Wir möchten auch allen, die sich um die NachDenkSeiten-Gesprächskreise kümmern unseren Respekt für ihr Engagement ausdrücken.
Und nicht zuletzt bedanken wir uns ganz herzlich vor allem auch bei allen unseren Förderern. Sie schaffen erst die materielle Basis für unser tägliches Angebot an Sie.

Hinweis an unsere Leserinnen und Leser: Wir machen bis zum 5. Januar Pause.

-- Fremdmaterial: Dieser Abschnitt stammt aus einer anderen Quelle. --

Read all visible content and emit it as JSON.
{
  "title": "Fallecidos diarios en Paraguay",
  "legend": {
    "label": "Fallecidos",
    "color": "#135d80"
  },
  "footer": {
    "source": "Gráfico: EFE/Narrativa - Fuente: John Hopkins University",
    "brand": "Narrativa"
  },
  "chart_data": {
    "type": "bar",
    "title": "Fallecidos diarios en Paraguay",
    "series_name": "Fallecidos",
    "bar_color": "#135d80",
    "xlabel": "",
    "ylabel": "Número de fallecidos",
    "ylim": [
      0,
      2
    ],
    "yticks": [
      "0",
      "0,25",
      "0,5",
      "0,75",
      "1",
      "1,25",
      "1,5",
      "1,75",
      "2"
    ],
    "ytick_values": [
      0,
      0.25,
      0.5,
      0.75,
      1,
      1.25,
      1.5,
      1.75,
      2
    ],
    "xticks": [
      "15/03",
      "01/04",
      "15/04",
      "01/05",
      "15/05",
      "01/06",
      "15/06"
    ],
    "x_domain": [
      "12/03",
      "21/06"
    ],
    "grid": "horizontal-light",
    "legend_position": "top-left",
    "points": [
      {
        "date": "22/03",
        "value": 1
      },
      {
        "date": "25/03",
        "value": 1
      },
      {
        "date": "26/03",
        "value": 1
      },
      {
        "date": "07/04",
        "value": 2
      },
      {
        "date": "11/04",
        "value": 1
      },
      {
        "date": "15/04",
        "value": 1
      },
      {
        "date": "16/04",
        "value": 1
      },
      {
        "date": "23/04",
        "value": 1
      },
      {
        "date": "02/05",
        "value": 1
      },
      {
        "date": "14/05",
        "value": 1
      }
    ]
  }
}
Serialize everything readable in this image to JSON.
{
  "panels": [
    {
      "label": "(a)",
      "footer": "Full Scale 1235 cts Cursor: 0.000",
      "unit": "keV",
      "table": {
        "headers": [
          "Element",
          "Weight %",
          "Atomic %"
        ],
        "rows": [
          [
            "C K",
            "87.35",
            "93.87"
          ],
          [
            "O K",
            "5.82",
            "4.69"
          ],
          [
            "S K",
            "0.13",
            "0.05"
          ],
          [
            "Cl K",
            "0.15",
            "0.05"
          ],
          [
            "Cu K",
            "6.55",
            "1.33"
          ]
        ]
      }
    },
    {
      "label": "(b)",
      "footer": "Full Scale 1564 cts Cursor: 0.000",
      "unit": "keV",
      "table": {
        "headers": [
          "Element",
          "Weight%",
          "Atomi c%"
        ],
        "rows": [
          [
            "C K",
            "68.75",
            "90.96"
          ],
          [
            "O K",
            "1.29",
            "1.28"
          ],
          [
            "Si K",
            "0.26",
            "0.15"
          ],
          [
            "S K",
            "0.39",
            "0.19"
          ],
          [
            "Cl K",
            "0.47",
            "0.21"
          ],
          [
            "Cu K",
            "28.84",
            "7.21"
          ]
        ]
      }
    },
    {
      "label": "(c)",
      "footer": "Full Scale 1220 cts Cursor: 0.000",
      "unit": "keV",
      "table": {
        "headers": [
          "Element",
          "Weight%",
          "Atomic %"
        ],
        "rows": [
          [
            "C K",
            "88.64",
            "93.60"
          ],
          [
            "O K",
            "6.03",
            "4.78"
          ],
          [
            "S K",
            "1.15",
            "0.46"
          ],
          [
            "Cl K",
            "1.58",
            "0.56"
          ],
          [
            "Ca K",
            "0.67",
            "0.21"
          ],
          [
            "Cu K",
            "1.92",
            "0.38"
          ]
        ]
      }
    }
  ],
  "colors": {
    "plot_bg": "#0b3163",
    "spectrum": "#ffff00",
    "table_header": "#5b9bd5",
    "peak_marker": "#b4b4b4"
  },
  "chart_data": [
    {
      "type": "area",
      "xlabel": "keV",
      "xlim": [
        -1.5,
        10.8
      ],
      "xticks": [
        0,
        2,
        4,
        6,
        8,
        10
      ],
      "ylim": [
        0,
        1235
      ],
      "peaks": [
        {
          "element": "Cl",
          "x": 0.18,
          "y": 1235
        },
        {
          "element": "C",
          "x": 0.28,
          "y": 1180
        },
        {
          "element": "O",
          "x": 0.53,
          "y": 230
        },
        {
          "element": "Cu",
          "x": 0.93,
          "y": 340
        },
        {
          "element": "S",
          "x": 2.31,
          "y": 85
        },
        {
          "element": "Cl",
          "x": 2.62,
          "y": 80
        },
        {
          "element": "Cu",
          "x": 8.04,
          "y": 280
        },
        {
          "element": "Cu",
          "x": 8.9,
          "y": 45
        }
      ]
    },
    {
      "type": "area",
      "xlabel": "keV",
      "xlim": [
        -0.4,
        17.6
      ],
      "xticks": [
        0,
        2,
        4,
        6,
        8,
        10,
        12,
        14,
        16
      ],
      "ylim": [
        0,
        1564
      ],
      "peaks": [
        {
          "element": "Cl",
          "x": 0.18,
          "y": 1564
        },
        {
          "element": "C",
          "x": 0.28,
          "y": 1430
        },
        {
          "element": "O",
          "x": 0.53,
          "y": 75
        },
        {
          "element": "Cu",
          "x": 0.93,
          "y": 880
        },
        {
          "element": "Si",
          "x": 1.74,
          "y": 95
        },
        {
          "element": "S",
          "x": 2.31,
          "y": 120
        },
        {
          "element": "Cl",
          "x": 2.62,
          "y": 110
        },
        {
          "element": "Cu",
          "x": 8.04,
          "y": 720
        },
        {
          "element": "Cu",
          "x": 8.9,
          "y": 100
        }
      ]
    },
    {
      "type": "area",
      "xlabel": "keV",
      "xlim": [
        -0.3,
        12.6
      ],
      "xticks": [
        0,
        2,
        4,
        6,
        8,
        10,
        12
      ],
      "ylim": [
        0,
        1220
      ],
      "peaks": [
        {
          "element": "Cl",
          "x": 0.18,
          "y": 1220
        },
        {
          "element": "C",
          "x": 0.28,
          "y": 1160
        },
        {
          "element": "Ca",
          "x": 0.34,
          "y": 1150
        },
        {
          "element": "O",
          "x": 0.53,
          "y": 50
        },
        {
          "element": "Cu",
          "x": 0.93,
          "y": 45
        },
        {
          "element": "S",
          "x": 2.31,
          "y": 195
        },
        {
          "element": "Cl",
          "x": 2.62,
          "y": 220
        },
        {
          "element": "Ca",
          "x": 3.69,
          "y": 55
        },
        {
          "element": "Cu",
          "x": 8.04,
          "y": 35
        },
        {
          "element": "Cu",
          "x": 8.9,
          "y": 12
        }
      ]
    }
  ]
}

Sollten Sie Entzug verspüren, dann scrollen Sie doch einfach mal ein wenig zurück und sehen oder hören sich in Ruhe noch einmal Video- oder Audio-Podcasts an. Sie werden sicherlich noch viele andere interessante Beiträge finden, die im Trubel des Alltages untergegangen sind.

Alles Gute im kommenden Jahr und herzliche Grüße
Ihr Wolfgang Lieb,
Ihr Albrecht Müller und
Ihr Jens Berger
und das kleine Team der NachDenkSeiten.